Mais la pendule marquait cinq heures de l’après-midi. Et Thérèse, après avoir mis la lettre dans sa poche, demanda son chapeau, donna congé à son domestique pour vingt-quatre heures, fit à sa fidèle vieille Catherine diverses recommandations particulières et monta en fiacre. Deux heures après, elle rentrait avec une petite femme mince, un peu voûtée et parfaitement voilée, dont le cocher même ne vit pas la figure. Elle s’enferma avec cette personne mystérieuse, et Catherine leur servit un petit dîner tout à fait succulent. Thérèse soignait et servait sa compagne, qui la regardait avec tant d’extase et d’ivresse, qu’elle ne pouvait pas manger.

De son côté, Laurent se disposait à la partie de plaisir annoncée ; mais, quand le prince D… vint le prendre avec sa voiture, Laurent lui dit qu’une affaire imprévue le retenait encore deux heures à Paris, et qu’il le rejoindrait à sa maison de campagne dans la soirée.

Laurent n’avait pourtant aucune affaire. Il s’était habillé avec une hâte fiévreuse. Il s’était fait coiffer avec un soin particulier. Et puis il avait jeté son habit sur un fauteuil, et il avait passé ses mains dans les boucles trop symétriques de ses cheveux, sans songer pourtant à l’air qu’il pouvait avoir. Il se promenait dans son atelier tantôt vite, tantôt lentement. Quand le prince D… fut parti en lui faisant dix fois promettre de se hâter de partir lui-même, il courut sur l’escalier pour le prier de l’attendre et lui dire qu’il renonçait à toute affaire pour le suivre ; mais il ne le rappela point et passa dans sa chambre, où il se jeta sur son lit.

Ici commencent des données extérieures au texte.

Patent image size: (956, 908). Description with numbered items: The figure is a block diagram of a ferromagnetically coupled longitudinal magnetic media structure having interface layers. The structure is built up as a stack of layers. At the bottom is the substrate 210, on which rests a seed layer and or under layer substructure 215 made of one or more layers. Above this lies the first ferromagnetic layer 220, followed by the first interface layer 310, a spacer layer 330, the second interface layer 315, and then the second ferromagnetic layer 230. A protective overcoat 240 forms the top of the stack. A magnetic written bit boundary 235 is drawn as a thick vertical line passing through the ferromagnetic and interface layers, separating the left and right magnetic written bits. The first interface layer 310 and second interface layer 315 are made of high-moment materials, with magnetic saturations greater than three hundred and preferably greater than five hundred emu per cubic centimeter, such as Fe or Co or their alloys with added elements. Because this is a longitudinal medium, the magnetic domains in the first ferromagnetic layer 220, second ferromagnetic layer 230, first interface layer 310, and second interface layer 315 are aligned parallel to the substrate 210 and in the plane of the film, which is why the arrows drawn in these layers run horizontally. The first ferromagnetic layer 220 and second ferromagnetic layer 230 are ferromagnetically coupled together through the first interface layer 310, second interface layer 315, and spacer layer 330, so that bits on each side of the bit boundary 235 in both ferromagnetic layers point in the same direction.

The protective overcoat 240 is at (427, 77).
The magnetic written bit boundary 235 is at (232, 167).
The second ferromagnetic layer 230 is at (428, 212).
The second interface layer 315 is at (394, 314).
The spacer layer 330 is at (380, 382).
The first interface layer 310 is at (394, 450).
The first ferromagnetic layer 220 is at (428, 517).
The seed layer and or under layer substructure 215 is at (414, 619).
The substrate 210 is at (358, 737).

— Pourquoi me ferme-t-elle sa porte pour deux jours ? Il y a quelque chose là-dessous ! Et, quand elle me donne rendez-vous pour le troisième jour, c’est afin de me faire rencontrer chez elle un Anglais ou un Américain que je ne connais pas ! Mais elle connaît, certainement, elle, ce Palmer, qu’elle appelle par son petit nom ! D’où vient alors qu’il m’a demandé son adresse ? Est-ce une feinte ? Pourquoi feindrait-elle avec moi ? Je ne suis pas l’amant de Thérèse, je n’ai aucun droit sur elle ! L’amant de Thérèse ! je ne le serai certainement jamais. Dieu m’en préserve ! une femme qui a cinq ans de plus que moi, peut-être davantage ! Qui sait l’âge d’une femme, et de celle-là précisément, dont personne ne sait rien ? Un passé si mystérieux doit couvrir quelque énorme sottise, peut-être une honte bien conditionnée. Et avec cela, elle est prude, ou dévote, ou philosophe, qui peut savoir ? Elle parle de tout avec une impartialité, ou une tolérance, ou un détachement… Sait-on ce qu’elle croit, ce qu’elle ne croit pas, ce qu’elle veut, ce qu’elle aime, et si seulement elle est capable d’aimer ?

Mercourt, un jeune critique, ami de Laurent, entra chez lui.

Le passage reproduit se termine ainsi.